Here are some comments about the relationship of net energy to the economics of energy production. I will use a specific example of two fossil fuel reservoirs with different values of EROEI which I assume to be constant througout the lifetime of the reservoir. This assumption of constant EROEI is not realistic, but it will help to illustrate a conceptual point about the economics of energy production. Reservoir A has EROEI=20 and reservoir B has EROEI=2. Reservoir B has a total energy content which is 1.9 times greater than reservoir A. The reason for this peculiar choice of relative size is that it insures that both reservoirs will deliver the same amount of useful or net energy over their lifetime.
I will further assume that both reservoirs are very large and will not be depleted for many decades into the future. In our typical short-sighted human way we choose not to worry about what will happen when the reservoirs become depleted and simply concentrate on trying to maximize economic output in the short term. Which reservoir is economically superior and by what margin?
Even though reservoir B contains the same amount of net energy as reservoir A we have a sense that it is econmically inferior because we will have to work harder to produce the same amount of useful energy, so that the energy obtained is more expensive. The question is whether this excess expense can be quantified in terms of the energy balance alone.
We might try using the input energy required to produce a given amount of useful or net energy output as a measure of cost. For reservoir A the input of 1 unit of energy produces 19 units of net energy. For reservoir B we must input 19 units of energy in order produce 19 units of net energy. Therefore we might be tempted to say that energy from reservoir B is 19 times more expensive or, conversely, that reservoir A is 19 time more efficient in its use of input energy. The factor of 19 is proportional to EROEI-1 which I call NEROEI since it is the ratio of net energy output to energy input.
However, we must be cautious about accepting NEROEI as a measure of the economic efficiency of energy production. Properly speaking the production of energy has no energy "cost". This somewhat surprising statment can be supported by considering the production of some resource other than energy. Suppose that I wish to open a new platinum mine that will produce X tonnes of pure platinum every year. Extracting a tonne of platinum requires a lot energy. This energy must come from one of two places: Either some energy producer must dedicated extra production resources to extracting and delivering this energy, or some other economic process must give up energy. In either case the overall economy incurs a cost as a result of delivering this energy to my platinum mine.
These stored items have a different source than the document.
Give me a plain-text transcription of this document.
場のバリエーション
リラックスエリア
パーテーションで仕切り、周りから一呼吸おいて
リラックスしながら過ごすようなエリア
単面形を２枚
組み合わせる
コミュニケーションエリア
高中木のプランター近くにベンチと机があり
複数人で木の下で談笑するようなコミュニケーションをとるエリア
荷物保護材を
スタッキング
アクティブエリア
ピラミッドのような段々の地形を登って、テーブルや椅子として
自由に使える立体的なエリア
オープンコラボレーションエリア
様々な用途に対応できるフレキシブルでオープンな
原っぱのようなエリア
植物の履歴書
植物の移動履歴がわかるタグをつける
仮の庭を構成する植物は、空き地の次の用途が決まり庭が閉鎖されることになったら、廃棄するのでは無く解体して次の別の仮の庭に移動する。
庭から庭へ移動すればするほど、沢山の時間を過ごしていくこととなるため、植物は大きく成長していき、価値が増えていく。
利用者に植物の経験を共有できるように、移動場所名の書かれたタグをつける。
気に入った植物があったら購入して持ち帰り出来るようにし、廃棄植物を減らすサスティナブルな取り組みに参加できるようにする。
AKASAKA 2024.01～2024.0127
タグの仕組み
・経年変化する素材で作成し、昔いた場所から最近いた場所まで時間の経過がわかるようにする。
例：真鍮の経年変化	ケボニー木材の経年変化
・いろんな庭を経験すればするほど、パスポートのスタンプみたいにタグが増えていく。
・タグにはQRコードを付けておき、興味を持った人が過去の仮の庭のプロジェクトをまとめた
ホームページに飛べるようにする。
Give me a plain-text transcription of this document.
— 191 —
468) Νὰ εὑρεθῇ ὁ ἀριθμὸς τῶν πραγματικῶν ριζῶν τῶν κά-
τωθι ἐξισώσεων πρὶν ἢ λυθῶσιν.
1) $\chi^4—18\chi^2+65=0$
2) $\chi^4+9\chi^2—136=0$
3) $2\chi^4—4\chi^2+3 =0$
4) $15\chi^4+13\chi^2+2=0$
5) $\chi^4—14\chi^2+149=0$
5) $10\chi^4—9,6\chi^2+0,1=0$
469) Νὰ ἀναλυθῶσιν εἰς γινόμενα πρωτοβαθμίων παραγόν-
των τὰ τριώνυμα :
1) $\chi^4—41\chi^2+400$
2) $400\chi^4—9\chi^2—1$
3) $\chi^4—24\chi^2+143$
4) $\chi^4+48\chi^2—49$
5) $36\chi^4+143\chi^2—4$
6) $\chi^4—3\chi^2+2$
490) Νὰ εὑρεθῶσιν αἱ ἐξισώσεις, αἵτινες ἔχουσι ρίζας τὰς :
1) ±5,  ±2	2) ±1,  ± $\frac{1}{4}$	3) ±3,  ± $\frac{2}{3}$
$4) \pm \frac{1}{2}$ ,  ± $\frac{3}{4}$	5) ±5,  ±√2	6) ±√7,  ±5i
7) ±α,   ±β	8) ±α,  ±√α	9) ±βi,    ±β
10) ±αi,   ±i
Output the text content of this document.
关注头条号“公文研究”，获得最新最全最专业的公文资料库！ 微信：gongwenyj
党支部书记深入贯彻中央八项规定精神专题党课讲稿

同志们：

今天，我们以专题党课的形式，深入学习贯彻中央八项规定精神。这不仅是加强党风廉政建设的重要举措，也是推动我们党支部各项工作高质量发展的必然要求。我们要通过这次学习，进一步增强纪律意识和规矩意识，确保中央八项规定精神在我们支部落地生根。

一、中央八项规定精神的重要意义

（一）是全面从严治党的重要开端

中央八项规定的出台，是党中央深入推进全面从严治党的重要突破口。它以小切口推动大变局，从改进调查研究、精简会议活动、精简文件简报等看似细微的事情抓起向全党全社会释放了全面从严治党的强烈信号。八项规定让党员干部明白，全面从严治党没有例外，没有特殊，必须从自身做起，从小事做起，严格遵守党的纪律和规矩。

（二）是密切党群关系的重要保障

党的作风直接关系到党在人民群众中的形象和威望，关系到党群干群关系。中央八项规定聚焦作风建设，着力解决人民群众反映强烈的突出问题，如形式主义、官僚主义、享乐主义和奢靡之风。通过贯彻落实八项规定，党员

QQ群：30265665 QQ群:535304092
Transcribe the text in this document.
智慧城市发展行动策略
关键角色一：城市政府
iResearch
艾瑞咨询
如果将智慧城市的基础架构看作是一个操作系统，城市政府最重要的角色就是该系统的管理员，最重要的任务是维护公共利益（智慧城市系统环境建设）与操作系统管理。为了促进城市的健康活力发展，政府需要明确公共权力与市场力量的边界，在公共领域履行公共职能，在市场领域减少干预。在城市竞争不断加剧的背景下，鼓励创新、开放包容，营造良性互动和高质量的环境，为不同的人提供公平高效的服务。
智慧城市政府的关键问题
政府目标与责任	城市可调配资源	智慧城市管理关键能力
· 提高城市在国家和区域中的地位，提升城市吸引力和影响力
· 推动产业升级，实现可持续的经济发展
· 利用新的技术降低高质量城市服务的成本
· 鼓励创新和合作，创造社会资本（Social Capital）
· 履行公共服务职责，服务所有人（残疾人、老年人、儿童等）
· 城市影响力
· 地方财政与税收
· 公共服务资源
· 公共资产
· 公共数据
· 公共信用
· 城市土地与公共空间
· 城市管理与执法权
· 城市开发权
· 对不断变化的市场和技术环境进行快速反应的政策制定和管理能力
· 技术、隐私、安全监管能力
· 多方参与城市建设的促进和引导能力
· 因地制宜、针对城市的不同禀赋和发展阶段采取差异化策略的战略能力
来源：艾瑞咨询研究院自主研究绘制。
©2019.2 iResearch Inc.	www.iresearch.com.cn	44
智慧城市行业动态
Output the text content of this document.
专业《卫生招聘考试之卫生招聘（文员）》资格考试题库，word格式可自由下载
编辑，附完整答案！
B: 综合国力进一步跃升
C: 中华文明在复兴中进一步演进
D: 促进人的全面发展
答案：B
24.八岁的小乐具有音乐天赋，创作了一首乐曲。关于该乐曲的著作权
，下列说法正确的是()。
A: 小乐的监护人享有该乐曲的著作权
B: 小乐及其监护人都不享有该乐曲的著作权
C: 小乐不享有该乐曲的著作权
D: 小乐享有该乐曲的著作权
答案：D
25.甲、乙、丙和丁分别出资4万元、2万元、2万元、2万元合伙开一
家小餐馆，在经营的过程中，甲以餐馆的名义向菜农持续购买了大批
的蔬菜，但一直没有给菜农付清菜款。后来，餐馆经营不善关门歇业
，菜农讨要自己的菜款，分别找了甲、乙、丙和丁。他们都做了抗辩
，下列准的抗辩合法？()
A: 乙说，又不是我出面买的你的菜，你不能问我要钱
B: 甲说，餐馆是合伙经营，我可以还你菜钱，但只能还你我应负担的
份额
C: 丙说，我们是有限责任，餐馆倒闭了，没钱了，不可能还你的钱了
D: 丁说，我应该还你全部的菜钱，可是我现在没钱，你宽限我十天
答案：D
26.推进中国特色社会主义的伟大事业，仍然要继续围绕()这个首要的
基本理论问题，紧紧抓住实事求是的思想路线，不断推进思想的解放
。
However, if I intiate a new energy producing enterprise which has a positive energy balance (EROEI>1) then every bit of energy which I consume I reproduce, plus some extra. Therefore no energy producer is required to provide extra output. No other economic process has to sacrifice energy; On the contrary, since I am a producer of net energy some other economic process can consume the extra energy which I provide. Naturally one must subtract the input energy from the gross output energy to calculate the net benefit of energy production, but the "energy cost of producing energy" is an oxymoron.
On the other hand, although as a producer of net energy I do not take energy away from other economic processes, I do take away other resources. Producing energy requires labor and capital equipment (which may at least partly be regarded as embbeded labor). Some energy production processes may consume fresh water (e.g. oil shale production, water cooled CSP in the desert, etc). The production of biofuels may remove farmland from the production of food. And so forth. The opportunity cost of all of the finite production resources that are diverted from other economic processes into energy production is the real cost of producing energy.
One can define the cost efficiency of energy production as the ratio of net energy (gross ouptut - input) divided by the opportunity cost of the production resources that are diverted from other economic processes. In the case of indiviual resources one can define the resource efficiency of net energy production as the net energy divided by the quantity of resource diverted (e.g. hours of labor, cubic meters of water, hectares of farm land etc.). If one assumes that the opportunity cost of the diverted resources is always proportional to the input energy then one can use NEROEI as a proxy for the cost efficiency of energy production. But it is only a proxy. The assumption of universal constant of proportionality between input energy and total resource cost is almost certainly incorrect. The resource efficiency of energy production is a more fundamental economic conception than NEROEI. For example if water supply issues become sufficiently critical, then we may decide to convert some fraction of our thermal power plants to air cooling even though lower NEROEI results. In this case we would be trading off water use efficiency against some some other resource efficiency.
I could say more on this subject (obviously I have wasted too much time thinking about it.), but I suspect that anyone who started to read this post already dozed off several paragraphs ago, so I will end my comments here.